Banking giant HSBC has written to its customers to inform them that the bank will no longer process money transfers to Interpal, a vital and empowering charity that provides humanitarian and development aid to Palestinians in need.
HSBC customers received a short letter from the bank informing them of its decision to stop honouring the standing order. However the letter failed to provide any explanation for its decision, though it conceded that the payments were “allowed under local laws”.
Social media commentators have suggested that HSBC’s decision was made to coincide with the start of Ramadan in order to stop all standing orders in the last 10 nights of Ramadan when Muslims are notably most generous.
Some have argued that this only demonstrates a callous calculation to exert maximum disruption upon the lives of ordinary Palestinians during these critical and unprecedented times. These are times where innocent Palestinians are facing some of the most difficult challenges and hardships in areas such as the West Bank, Gaza Strip, and the refugee camps in Jordan and Lebanon.
Ibrahim Hewitt, chairman of the board of trustees of Interpal, said:
“It is disappointing that a major bank would do this during Ramadan, which is so important for donors and our beneficiaries. But also during the coronavirus pandemic. No reason has been given, neither to the donors nor the charity. That is quite astonishing.”
Interpal is a long-standing and trusted charity within the Muslim community. It has been operating within Palestine since 1994 and its services range from dealing with the current Covid-19 epidemic in Gaza to child sponsorship.
The charity aims to alleviate difficulties faced by Palestinians through its programmes which provide varied, multi-dimensional aid that responds to the urgent needs on the ground. The donations provide families with medicines, books, and clothes.
HSBC has certainly raised eyebrows with its choice and left itself open to questions over whether its motivations are lawful or not. Some commentators have suggested that the Bank’s move may well have also fallen foul of The Equality Act.
HSBC’s current decision with respect to Interpal should also be considered in the context of its withdrawal of banking services from Ummah Welfare Trust – another well respected and trusted charity working to alleviate the suffering of the wider Muslim community.
Interpal has previously successfully defended itself against libellous claims. In 2005 it won against Board of Deputies of British Jews, and a year later The Jerusalem Post was forced to apologise to Interpal. Just last year, the Daily Mail paid £120,000 in damages to Interpal and issued an apology stating:
“The Trustees assure us, and we accept, that neither Interpal, nor its Trustees, have ever been involved in or provided support for terrorist activity of any kind. We apologise to the Trustees for any distress caused.“
Some HSBC customers have voiced their anger and dismay on social media threatening to close down their account with the bank. Such customers have suggested writing to the bank to inform it of the reason for withdrawing their custom and then posting such letters on social media.
Just received a letter from HSBC refusing to carry on charity payments to an orphan through Interpal. The fight against Palestinians continues. I match you and I raise you a closed bank account in my name.

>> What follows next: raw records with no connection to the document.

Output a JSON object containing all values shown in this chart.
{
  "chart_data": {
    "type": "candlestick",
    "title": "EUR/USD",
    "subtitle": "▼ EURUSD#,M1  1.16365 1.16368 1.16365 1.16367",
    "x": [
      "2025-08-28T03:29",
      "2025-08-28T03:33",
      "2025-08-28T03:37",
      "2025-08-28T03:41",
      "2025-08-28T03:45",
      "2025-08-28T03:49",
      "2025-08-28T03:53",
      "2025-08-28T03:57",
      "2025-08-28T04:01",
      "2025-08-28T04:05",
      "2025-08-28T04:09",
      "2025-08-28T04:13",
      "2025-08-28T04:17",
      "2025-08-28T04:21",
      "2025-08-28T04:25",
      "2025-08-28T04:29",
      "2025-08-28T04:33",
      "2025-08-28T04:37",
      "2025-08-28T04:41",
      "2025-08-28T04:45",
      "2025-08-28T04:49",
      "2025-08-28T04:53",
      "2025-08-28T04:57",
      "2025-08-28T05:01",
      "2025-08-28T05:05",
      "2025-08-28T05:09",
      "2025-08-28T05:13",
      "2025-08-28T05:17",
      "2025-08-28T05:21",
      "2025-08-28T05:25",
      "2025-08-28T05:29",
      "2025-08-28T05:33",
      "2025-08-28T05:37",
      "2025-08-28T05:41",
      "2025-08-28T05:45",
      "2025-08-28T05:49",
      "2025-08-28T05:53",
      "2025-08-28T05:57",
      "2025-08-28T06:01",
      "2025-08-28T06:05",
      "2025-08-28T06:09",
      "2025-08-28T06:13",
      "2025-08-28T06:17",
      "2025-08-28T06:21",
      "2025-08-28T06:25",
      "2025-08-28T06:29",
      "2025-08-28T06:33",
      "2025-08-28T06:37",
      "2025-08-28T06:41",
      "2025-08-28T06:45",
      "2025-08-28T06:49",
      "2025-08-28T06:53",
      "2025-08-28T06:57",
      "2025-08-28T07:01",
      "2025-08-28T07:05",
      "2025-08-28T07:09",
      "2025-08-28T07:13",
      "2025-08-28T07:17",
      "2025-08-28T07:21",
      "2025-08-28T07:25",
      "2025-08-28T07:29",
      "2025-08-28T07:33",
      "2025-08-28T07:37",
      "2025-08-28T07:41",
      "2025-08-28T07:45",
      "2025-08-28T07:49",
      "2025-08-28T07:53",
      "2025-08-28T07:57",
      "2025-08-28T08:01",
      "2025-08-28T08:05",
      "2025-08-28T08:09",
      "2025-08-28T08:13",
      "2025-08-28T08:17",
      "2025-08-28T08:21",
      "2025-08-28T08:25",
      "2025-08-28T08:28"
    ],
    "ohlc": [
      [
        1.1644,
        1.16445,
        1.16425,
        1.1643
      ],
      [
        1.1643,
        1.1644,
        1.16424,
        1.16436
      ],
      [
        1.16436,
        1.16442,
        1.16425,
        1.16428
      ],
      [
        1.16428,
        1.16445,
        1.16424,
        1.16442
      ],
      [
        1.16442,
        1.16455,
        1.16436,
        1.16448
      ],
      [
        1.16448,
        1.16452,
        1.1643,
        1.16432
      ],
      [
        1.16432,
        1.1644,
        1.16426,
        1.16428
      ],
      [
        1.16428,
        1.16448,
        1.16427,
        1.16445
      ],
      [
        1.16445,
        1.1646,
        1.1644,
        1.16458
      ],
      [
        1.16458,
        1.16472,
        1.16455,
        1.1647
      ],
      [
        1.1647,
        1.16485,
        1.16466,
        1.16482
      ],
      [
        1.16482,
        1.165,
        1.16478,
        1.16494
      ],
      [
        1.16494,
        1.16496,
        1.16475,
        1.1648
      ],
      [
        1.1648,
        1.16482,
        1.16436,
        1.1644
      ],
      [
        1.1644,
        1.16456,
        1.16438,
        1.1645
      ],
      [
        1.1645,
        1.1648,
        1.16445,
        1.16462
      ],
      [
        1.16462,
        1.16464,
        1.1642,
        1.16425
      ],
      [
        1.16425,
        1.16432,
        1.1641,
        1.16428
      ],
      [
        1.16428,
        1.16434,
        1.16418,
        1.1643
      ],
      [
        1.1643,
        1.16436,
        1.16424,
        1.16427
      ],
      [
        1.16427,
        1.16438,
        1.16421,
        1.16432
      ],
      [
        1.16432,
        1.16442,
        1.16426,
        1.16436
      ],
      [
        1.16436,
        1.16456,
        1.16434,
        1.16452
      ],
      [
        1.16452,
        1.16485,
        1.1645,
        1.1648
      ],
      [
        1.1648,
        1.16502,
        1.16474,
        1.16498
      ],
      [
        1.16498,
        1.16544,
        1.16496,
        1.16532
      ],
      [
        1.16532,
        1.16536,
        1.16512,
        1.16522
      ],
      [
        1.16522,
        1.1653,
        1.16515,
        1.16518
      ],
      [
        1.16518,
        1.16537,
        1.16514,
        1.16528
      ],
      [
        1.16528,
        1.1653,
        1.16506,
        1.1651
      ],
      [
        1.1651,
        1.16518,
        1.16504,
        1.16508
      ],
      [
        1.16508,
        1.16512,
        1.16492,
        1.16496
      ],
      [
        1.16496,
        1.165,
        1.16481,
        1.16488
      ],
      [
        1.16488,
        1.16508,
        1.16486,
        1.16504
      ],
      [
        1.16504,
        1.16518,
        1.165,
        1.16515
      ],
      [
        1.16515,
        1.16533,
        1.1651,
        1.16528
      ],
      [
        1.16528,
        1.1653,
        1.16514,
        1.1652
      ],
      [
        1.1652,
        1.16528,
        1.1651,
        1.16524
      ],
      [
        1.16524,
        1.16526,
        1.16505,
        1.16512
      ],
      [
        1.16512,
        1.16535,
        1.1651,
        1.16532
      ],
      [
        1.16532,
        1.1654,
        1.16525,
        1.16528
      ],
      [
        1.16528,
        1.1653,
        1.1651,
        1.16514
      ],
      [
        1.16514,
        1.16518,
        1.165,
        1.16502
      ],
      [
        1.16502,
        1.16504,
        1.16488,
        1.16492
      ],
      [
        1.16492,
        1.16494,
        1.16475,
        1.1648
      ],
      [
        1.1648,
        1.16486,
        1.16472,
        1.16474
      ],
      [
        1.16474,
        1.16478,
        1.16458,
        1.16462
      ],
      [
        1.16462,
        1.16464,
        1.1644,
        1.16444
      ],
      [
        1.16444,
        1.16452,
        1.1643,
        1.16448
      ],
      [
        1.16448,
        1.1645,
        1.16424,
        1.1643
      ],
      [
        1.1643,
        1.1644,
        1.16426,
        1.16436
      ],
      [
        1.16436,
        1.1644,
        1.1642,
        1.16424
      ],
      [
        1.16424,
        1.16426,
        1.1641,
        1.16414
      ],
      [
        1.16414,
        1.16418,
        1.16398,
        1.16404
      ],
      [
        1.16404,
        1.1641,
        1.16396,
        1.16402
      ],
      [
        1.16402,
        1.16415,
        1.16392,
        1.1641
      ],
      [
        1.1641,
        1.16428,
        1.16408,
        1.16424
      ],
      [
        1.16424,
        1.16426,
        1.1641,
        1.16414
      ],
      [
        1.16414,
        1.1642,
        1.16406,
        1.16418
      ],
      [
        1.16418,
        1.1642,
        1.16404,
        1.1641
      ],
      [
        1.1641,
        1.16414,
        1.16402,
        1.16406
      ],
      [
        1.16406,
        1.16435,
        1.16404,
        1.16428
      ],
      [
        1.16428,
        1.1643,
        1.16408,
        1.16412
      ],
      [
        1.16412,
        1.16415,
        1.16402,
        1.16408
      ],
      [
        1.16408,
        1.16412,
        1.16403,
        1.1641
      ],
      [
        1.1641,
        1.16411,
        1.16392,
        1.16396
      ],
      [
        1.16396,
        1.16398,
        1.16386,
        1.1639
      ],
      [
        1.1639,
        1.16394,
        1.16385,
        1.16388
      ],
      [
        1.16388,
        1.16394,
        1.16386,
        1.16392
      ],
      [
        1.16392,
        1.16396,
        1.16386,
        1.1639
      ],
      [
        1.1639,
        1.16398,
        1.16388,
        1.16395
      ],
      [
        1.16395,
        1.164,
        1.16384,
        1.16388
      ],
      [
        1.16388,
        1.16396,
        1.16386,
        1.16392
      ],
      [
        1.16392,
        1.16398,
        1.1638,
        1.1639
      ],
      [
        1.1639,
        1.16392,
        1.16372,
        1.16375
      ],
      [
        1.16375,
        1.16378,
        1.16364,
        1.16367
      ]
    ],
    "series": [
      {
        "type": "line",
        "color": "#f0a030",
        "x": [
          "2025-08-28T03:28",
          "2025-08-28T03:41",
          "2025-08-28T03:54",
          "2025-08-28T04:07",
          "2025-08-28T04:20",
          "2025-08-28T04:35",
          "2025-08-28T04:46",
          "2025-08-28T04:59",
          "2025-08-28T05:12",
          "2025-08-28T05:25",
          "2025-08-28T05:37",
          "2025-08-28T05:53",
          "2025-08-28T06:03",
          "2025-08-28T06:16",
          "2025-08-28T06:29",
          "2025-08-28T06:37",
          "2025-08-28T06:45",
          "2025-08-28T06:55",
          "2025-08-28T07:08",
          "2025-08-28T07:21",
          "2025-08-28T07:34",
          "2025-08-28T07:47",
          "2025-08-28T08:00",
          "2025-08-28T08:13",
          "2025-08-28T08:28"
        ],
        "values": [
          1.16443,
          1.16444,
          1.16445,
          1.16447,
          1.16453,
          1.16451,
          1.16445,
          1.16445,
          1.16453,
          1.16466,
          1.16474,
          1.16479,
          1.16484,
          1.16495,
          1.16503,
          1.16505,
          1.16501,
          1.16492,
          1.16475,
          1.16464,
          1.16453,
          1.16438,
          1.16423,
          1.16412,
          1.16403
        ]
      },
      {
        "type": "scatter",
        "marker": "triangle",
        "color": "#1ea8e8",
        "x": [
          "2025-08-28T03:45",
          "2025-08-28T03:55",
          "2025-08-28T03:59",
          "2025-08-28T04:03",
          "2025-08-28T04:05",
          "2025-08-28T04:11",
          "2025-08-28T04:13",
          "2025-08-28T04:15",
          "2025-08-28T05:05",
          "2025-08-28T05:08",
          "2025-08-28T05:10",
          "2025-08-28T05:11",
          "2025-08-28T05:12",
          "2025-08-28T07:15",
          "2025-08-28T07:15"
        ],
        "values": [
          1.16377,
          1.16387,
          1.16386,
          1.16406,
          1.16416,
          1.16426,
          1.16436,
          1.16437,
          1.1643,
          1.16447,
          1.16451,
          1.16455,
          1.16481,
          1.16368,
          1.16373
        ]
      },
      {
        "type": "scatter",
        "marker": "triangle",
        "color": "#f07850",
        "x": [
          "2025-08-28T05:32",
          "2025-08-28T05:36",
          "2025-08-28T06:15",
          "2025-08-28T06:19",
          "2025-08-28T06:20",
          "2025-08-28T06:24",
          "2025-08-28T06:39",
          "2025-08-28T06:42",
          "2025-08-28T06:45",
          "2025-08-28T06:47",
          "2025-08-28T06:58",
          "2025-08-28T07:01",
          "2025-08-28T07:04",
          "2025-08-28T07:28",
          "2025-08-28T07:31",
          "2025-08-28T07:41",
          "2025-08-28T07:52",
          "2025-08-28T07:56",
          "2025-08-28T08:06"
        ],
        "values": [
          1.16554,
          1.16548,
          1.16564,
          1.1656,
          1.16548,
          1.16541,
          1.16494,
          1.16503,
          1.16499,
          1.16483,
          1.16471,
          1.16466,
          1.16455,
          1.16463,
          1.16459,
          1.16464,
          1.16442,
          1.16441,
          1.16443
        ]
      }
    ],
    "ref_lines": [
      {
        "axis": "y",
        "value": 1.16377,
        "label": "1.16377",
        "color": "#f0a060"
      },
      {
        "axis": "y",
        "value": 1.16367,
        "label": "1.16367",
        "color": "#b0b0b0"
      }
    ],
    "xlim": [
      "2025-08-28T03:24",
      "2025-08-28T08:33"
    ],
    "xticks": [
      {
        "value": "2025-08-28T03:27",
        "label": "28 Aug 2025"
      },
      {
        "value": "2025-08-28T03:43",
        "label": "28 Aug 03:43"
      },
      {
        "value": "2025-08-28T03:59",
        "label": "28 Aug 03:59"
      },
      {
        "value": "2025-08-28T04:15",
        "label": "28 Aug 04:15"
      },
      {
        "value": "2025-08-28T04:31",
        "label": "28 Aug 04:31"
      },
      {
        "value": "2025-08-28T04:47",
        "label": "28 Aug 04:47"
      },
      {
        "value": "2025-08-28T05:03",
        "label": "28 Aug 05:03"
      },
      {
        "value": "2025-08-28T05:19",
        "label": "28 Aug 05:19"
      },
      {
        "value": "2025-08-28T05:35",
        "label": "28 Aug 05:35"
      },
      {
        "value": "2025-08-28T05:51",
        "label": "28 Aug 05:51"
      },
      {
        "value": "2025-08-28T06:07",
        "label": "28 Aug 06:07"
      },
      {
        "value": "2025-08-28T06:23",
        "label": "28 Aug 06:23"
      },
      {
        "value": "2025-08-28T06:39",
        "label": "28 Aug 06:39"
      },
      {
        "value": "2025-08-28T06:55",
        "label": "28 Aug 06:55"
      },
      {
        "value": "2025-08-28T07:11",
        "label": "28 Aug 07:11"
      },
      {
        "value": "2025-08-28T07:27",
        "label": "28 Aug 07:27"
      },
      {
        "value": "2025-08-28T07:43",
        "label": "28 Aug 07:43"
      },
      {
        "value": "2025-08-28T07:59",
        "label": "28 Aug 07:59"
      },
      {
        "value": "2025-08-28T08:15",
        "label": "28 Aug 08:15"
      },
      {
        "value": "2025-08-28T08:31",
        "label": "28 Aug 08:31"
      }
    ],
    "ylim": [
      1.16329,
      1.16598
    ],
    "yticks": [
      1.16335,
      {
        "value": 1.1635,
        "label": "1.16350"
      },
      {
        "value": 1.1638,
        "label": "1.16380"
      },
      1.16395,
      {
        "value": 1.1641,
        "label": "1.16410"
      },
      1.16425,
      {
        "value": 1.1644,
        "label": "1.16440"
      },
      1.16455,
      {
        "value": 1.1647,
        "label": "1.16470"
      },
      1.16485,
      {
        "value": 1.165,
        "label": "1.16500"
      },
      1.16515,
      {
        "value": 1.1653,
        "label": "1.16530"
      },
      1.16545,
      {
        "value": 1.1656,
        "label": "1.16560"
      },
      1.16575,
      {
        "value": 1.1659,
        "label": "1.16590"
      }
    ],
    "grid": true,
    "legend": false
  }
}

Just received this through the post from #HSBC in relation to a standing order for an orphan girl in #Palestine. A…
HSBC has denied any form of discrimination. As for questions surrounding the reasons why it had taken action to stop any standing order payments to Interpal, or why this decision was being announced around the time of Ramadan, there was no response from the bank.
The multinational bank, which has a significant presence in Malaysia with HSBC Amanah, as well as Turkey and the Middle East, must be concerned that such dismay does not spread further across the Muslim world. Should it do so, the effect on HSBC’s bottom line with clients and businesses across the ummah shutting their accounts down would be considerable.
Others have suggested that HSBC’s unilateral decision may set a dangerous precedent in which an organisation (who itself has faced questions about its processing of circa £500 million in KGB and criminal funds out of Russia) feels it is able to make a moral judgement on the lawful charitable activities of its clients. If this is allowed to go unchallenged, other charities – be they climate activists or animal rights campaigners – should not be surprised if in years to come their accounts are too shut down without lawful justification.